Umat merindukan sosok ulama yang benar-benar menjalankan tugas keulamaannya dengan baik, menuntun umat menuju jalan selamat dunia-akhirat. Ulama yang menjadi rujukan umat untuk menyelesaikan seluruh persoalan mereka baik menyangkut urusan individu, masyarakat maupun negara. Ulama yang akan mendidik dan membina umat sehingga umat memiliki pemikiran dan visi politik yang tinggi.

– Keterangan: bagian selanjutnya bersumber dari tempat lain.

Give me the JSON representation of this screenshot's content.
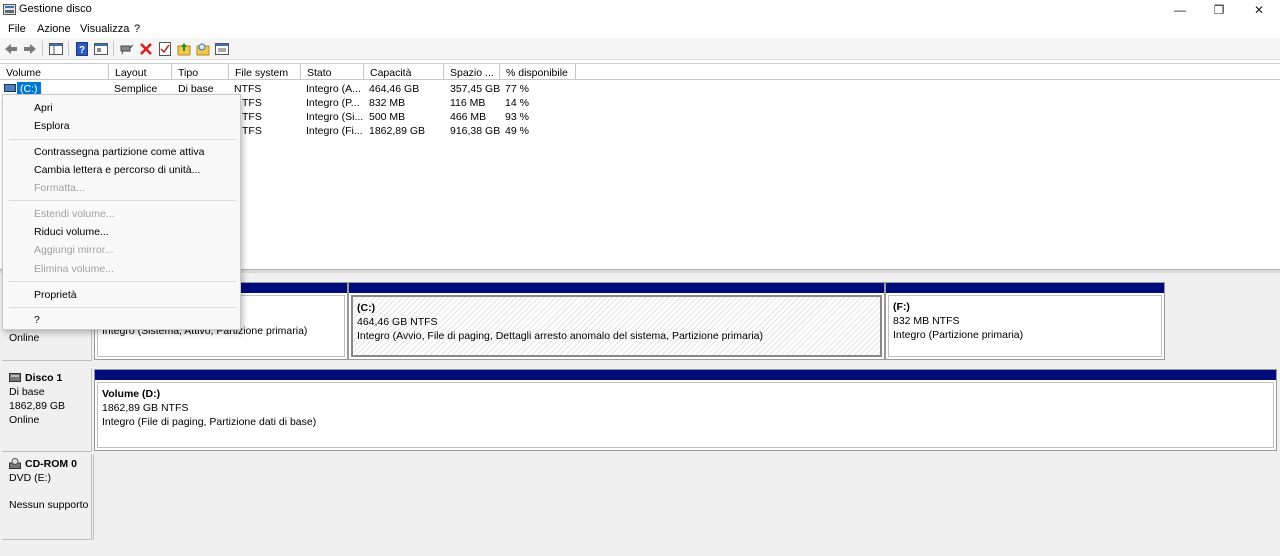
{
  "window": {
    "title": "Gestione disco",
    "controls": {
      "minimize": "—",
      "maximize": "❐",
      "close": "✕"
    }
  },
  "menubar": {
    "items": [
      {
        "label": "File"
      },
      {
        "label": "Azione"
      },
      {
        "label": "Visualizza"
      },
      {
        "label": "?"
      }
    ]
  },
  "toolbar": {
    "icons": [
      "back-icon",
      "forward-icon",
      "console-tree-icon",
      "help-icon",
      "properties-icon",
      "connect-icon",
      "delete-icon",
      "checklist-icon",
      "up-folder-icon",
      "search-folder-icon",
      "export-list-icon"
    ]
  },
  "volume_list": {
    "columns": [
      "Volume",
      "Layout",
      "Tipo",
      "File system",
      "Stato",
      "Capacità",
      "Spazio ...",
      "% disponibile"
    ],
    "rows": [
      {
        "volume": "(C:)",
        "layout": "Semplice",
        "tipo": "Di base",
        "fs": "NTFS",
        "stato": "Integro (A...",
        "capacita": "464,46 GB",
        "spazio": "357,45 GB",
        "perc": "77 %"
      },
      {
        "volume": "",
        "layout": "",
        "tipo": "",
        "fs": "TFS",
        "stato": "Integro (P...",
        "capacita": "832 MB",
        "spazio": "116 MB",
        "perc": "14 %"
      },
      {
        "volume": "",
        "layout": "",
        "tipo": "",
        "fs": "TFS",
        "stato": "Integro (Si...",
        "capacita": "500 MB",
        "spazio": "466 MB",
        "perc": "93 %"
      },
      {
        "volume": "",
        "layout": "",
        "tipo": "",
        "fs": "TFS",
        "stato": "Integro (Fi...",
        "capacita": "1862,89 GB",
        "spazio": "916,38 GB",
        "perc": "49 %"
      }
    ]
  },
  "context_menu": {
    "items": [
      {
        "label": "Apri",
        "enabled": true
      },
      {
        "label": "Esplora",
        "enabled": true
      },
      {
        "label": "Contrassegna partizione come attiva",
        "enabled": true
      },
      {
        "label": "Cambia lettera e percorso di unità...",
        "enabled": true
      },
      {
        "label": "Formatta...",
        "enabled": false
      },
      {
        "label": "Estendi volume...",
        "enabled": false
      },
      {
        "label": "Riduci volume...",
        "enabled": true
      },
      {
        "label": "Aggiungi mirror...",
        "enabled": false
      },
      {
        "label": "Elimina volume...",
        "enabled": false
      },
      {
        "label": "Proprietà",
        "enabled": true
      },
      {
        "label": "?",
        "enabled": true
      }
    ]
  },
  "disks": {
    "disk0": {
      "status": "Online",
      "partitions": [
        {
          "name": "",
          "size": "",
          "status": "Integro (Sistema, Attivo, Partizione primaria)"
        },
        {
          "name": "(C:)",
          "size": "464,46 GB NTFS",
          "status": "Integro (Avvio, File di paging, Dettagli arresto anomalo del sistema, Partizione primaria)"
        },
        {
          "name": "(F:)",
          "size": "832 MB NTFS",
          "status": "Integro (Partizione primaria)"
        }
      ]
    },
    "disk1": {
      "name": "Disco 1",
      "type": "Di base",
      "size": "1862,89 GB",
      "status": "Online",
      "partitions": [
        {
          "name": "Volume  (D:)",
          "size": "1862,89 GB NTFS",
          "status": "Integro (File di paging, Partizione dati di base)"
        }
      ]
    },
    "cdrom0": {
      "name": "CD-ROM 0",
      "type": "DVD (E:)",
      "status": "Nessun supporto"
    }
  },
  "colors": {
    "partition_bar": "#000c7b",
    "selection": "#0078d7"
  }
}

Umat juga merindukan ulama yang selalu tampil di garda terdepan untuk mengoreksi penguasa yang berlaku zalim terhadap rakyat maupun pemimpin yang menyimpang dari Islam. 

Rasulullah Saw bersabda:
"Sesungguhnya Allah tidak mencabut ilmu dengan mencabutnya dari manusia. Akan tetapi Allah mencabut ilmu dengan mewafatkan ulama ketika tidak tersisa lagi seorang alim, manusia akan mengambil para pemimpin bodoh. Jika para pemimpin bodoh itu ditanya, mereka akan memberi fatwa tanpa ada pengetahuan. Mereka sesat dan menyesatkan."
(HR Bukhari dan Muslim).

Wallahu'alam.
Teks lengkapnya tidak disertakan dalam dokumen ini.